Figure 2. Punicic acid inhibits TNFα-induced p47phox phosphorylation on Ser345 and p38MAPKinase phosphorylation.

(A) Neutrophils (1×10⁷ cells/ml) were pretreated with increasing concentrations of punicic acid (10 to 40 µM) for 30 minutes, then incubated with TNFα (10 ng/ml) or without (control) for 20 minutes. Cells were then lysed and proteins from 7×10⁵ cells were analyzed with SDS-PAGE and immunoblotting with anti-phospho-ser345 antibody (pSer345) or anti-p47phox antibody (p47phox). (B) Western blots from different experiments were scanned ; phosphorylated and total p47phox were quantified by densitometry , and the intensity of phosphorylated p47phox was corrected for the amount of p47phox. Results are expressed as mean+/−SEM (n = 3), * p<0.05 as compared to TNFα alone. (C) Neutrophils (1×10⁷ cells/ml) were pretreated with increasing concentrations (0, 10, 20 µM) of punicic acid for 30 minutes, then incubated with or without TNFα (10 ng/ml) for 20 minutes.
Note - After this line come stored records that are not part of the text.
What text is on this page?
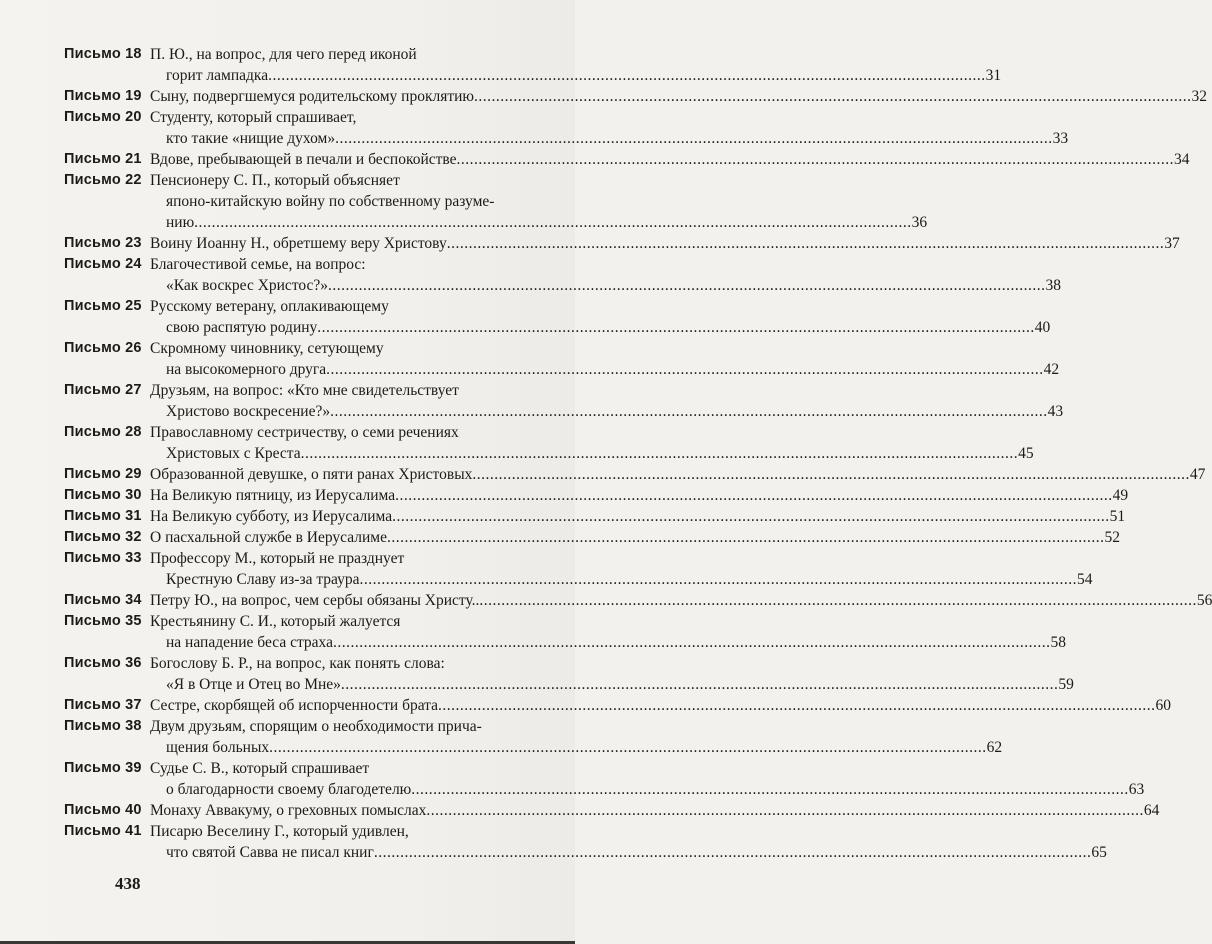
Письмо 18 П. Ю., на вопрос, для чего перед иконой
горит лампадка .....	31
Письмо 19 Сыну, подвергшемуся родительскому проклятию .....	32
Письмо 20 Студенту, который спрашивает,
кто такие «нищие духом» .....	33
Письмо 21 Вдове, пребывающей в печали и беспокойстве .....	34
Письмо 22 Пенсионеру С. П., который объясняет
японо-китайскую войну по собственному разуме-
нию .....	36
Письмо 23 Воину Иоанну Н., обретшему веру Христову .....	37
Письмо 24 Благочестивой семье, на вопрос:
«Как воскрес Христос?» .....	38
Письмо 25 Русскому ветерану, оплакивающему
свою распятую родину .....	40
Письмо 26 Скромному чиновнику, сетующему
на высокомерного друга .....	42
Письмо 27 Друзьям, на вопрос: «Кто мне свидетельствует
Христово воскресение?» .....	43
Письмо 28 Православному сестричеству, о семи речениях
Христовых с Креста .....	45
Письмо 29 Образованной девушке, о пяти ранах Христовых .....	47
Письмо 30 На Великую пятницу, из Иерусалима .....	49
Письмо 31 На Великую субботу, из Иерусалима .....	51
Письмо 32 О пасхальной службе в Иерусалиме .....	52
Письмо 33 Профессору М., который не празднует
Крестную Славу из-за траура .....	54
Письмо 34 Петру Ю., на вопрос, чем сербы обязаны Христу.. .....	56
Письмо 35 Крестьянину С. И., который жалуется
на нападение беса страха .....	58
Письмо 36 Богослову Б. Р., на вопрос, как понять слова:
«Я в Отце и Отец во Мне» .....	59
Письмо 37 Сестре, скорбящей об испорченности брата .....	60
Письмо 38 Двум друзьям, спорящим о необходимости прича-
щения больных .....	62
Письмо 39 Судье С. В., который спрашивает
о благодарности своему благодетелю .....	63
Письмо 40 Монаху Аввакуму, о греховных помыслах .....	64
Письмо 41 Писарю Веселину Г., который удивлен,
что святой Савва не писал книг .....	65
438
Cells were then lysed and proteins from 7×10⁵ cells were analyzed with SDS-PAGE and immunoblotting with anti-phospho-ser345 antibody (pSer345), anti phospho p-38 MAPK (P-P38MAPK) and anti-p47phox antibody (p47phox). (D) Western blots from different samples treated or not with TNFα with or without 20 µM punicic acid were scanned, phosphorylated p38MAPK and total p47phox were quantified by densitometry and the intensity of phosphorylated p38-MAPK was corrected for the amount of p47phox. Data are representative of 3 independent experiments using cells from different healthy donors. Results are expressed as mean+/−SEM (n = 3). * p<0.05 as compared to TNFα alone.